Advertising sign at the border of Sierra Leone

Economic situation Weak infrastructure is slowing development

The government of Sierra Leone has been following a market-oriented reform policy since 2012. The formal economy continues to rely heavily on commodity exports, however – and all other goods need to be imported.

Sierra Leone is rich in natural resources (iron ore, diamonds, gold, bauxite, coffee, cocoa), but the government has thus far been unable to ensure that the wider population profits from these resources.
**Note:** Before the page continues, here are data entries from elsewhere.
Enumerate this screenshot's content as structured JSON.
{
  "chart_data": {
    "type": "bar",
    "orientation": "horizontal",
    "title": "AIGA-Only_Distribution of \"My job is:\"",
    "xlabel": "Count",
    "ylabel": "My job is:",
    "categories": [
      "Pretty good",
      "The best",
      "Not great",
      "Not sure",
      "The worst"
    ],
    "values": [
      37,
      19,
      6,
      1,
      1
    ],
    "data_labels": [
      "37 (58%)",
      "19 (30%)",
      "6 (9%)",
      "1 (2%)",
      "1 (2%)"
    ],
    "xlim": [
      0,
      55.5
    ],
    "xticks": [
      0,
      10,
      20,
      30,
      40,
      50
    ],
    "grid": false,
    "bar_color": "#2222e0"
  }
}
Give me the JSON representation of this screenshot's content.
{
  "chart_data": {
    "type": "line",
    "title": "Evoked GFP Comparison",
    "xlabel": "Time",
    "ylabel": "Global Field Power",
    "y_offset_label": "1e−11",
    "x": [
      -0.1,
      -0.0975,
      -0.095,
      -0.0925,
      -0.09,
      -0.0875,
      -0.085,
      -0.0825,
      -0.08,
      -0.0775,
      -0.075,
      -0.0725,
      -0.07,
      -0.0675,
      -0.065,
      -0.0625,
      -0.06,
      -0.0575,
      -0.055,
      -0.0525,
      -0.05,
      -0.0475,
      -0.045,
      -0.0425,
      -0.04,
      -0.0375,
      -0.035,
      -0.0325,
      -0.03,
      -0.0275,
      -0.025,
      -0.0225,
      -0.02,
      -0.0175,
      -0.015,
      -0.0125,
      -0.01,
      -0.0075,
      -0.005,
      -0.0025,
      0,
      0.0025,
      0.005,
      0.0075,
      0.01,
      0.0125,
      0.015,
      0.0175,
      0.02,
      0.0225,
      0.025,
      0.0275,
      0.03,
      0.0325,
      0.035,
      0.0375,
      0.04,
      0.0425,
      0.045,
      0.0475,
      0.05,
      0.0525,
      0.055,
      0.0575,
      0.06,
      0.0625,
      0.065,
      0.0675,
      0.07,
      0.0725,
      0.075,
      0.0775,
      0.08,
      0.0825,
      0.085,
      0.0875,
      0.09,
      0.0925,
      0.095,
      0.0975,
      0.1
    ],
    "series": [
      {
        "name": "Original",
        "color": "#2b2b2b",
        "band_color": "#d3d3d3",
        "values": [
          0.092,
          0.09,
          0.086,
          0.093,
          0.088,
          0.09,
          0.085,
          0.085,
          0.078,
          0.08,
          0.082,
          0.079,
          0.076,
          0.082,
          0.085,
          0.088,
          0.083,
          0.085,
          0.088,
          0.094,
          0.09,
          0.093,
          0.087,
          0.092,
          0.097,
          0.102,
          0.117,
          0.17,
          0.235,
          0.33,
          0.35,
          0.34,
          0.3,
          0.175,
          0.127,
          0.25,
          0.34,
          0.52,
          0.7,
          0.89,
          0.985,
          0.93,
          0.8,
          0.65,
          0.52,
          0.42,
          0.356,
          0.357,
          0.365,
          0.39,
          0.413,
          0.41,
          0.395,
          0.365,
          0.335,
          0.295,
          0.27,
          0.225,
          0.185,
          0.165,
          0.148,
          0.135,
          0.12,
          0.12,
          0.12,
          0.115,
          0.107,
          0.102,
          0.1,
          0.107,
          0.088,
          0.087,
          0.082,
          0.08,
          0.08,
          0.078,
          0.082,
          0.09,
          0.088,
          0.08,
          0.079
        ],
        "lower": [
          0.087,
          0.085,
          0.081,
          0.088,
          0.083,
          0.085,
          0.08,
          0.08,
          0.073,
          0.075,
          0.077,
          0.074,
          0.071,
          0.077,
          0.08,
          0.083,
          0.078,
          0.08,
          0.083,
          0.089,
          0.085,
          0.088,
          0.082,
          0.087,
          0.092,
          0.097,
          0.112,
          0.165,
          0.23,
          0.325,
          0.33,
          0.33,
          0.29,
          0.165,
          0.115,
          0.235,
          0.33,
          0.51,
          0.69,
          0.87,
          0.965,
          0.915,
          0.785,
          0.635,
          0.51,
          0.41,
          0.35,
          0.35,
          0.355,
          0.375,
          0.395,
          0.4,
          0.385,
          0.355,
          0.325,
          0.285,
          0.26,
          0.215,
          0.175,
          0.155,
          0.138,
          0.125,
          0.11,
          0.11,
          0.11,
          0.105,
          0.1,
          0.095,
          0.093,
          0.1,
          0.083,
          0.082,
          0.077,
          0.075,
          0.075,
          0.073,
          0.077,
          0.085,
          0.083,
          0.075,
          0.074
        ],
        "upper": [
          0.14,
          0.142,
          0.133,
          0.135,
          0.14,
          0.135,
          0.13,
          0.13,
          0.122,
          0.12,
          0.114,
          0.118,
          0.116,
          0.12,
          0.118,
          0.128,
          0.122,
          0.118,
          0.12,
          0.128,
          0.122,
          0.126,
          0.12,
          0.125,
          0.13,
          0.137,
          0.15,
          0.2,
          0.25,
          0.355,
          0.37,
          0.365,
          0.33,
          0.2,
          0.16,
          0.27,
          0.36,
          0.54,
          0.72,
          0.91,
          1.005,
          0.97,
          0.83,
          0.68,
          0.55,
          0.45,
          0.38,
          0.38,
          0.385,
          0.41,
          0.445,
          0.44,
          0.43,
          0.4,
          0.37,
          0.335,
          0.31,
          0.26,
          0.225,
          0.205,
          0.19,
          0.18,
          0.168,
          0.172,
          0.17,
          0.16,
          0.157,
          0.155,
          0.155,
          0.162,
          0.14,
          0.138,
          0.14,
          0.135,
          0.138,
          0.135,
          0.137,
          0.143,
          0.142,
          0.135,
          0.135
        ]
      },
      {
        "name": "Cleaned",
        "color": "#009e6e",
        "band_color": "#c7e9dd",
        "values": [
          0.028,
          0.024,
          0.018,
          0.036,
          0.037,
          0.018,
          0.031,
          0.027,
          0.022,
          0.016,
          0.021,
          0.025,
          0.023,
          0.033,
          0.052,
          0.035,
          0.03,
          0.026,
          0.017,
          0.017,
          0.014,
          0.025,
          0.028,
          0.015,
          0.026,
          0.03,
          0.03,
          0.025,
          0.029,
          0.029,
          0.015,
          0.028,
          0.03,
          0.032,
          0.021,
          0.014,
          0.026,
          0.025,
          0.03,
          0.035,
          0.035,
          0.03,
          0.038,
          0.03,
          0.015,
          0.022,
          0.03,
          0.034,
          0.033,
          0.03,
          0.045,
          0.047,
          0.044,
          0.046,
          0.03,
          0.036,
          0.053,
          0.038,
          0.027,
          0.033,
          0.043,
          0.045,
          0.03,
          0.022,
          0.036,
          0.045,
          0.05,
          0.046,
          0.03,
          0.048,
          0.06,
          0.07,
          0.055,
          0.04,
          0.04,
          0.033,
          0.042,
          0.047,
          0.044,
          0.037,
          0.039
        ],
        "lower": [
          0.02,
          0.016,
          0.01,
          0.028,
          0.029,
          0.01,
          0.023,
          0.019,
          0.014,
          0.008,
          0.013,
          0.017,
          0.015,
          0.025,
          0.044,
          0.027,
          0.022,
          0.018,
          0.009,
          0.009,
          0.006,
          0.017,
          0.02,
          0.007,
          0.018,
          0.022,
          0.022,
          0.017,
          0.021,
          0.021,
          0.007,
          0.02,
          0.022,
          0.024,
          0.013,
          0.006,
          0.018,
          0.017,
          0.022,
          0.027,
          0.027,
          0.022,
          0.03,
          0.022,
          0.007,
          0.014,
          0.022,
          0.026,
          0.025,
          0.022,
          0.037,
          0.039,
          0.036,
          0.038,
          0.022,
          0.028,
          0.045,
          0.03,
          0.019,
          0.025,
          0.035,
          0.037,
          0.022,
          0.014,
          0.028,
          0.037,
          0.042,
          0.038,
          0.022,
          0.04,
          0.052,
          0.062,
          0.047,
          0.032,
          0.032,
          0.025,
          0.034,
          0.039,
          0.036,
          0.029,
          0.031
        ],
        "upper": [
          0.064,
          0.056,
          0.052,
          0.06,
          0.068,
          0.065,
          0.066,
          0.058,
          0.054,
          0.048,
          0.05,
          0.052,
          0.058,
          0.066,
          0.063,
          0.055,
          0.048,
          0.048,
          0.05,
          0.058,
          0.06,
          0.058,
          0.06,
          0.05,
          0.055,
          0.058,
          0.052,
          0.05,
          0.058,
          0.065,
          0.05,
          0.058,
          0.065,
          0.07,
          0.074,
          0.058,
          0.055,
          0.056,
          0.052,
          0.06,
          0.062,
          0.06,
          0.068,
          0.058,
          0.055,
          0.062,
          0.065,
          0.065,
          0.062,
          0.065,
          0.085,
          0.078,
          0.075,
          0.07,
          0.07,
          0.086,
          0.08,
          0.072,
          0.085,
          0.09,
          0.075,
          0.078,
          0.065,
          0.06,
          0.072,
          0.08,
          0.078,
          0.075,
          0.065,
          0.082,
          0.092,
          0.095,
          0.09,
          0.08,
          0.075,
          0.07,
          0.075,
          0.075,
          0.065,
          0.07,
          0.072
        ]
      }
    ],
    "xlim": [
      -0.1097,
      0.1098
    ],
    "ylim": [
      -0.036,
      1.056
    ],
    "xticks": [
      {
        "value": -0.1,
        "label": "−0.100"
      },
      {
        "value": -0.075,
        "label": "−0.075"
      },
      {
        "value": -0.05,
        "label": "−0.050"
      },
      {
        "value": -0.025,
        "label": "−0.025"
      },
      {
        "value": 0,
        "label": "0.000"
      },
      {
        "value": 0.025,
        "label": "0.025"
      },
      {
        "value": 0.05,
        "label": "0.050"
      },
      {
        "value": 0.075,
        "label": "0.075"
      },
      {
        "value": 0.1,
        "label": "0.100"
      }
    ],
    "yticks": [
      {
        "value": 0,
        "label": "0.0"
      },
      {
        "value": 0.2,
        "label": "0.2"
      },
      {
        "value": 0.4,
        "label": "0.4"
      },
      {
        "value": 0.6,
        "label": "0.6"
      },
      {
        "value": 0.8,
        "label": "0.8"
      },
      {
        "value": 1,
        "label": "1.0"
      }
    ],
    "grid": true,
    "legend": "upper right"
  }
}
Most people’s livelihoods depend on small and micro enterprises in the informal sector.

The Ebola crisis (2014/15) and a collapse in international commodity prices had a major impact on Sierra Leone’s economic situation – its economy shrank by 20 per cent in 2015. There was some recovery in the years that followed, but the country’s gross domestic product (GDP) dropped by 2.2 per cent in 2020 as a result of the COVID-19 pandemic. The International Monetary Fund (IMF) estimated growth of 5.9 per cent for 2022.

The government’s attempts to stimulate tourism proved initially successful, but were cut short by the COVID-19 pandemic.

Potential investors are deterred by the lack of legal certainty, in particular when it comes to land rights, and by the weak infrastructure. There are only a handful of paved highways, transport routes are deficient even in urban areas, and there is no centralised water supply, proper waste disposal or sewage system. Only about a quarter of the population of Sierra Leone currently has access to electricity. The majority of companies and governmental institutions rely on diesel generators. Private households primarily use local biomass (wood or charcoal) to meet their energy needs – resulting in deforestation and environmental degradation.

The government aims to supply all of the country’s cities and local districts with electricity by 2023, and intends to significantly expand its use of solar energy and hydropower in particular.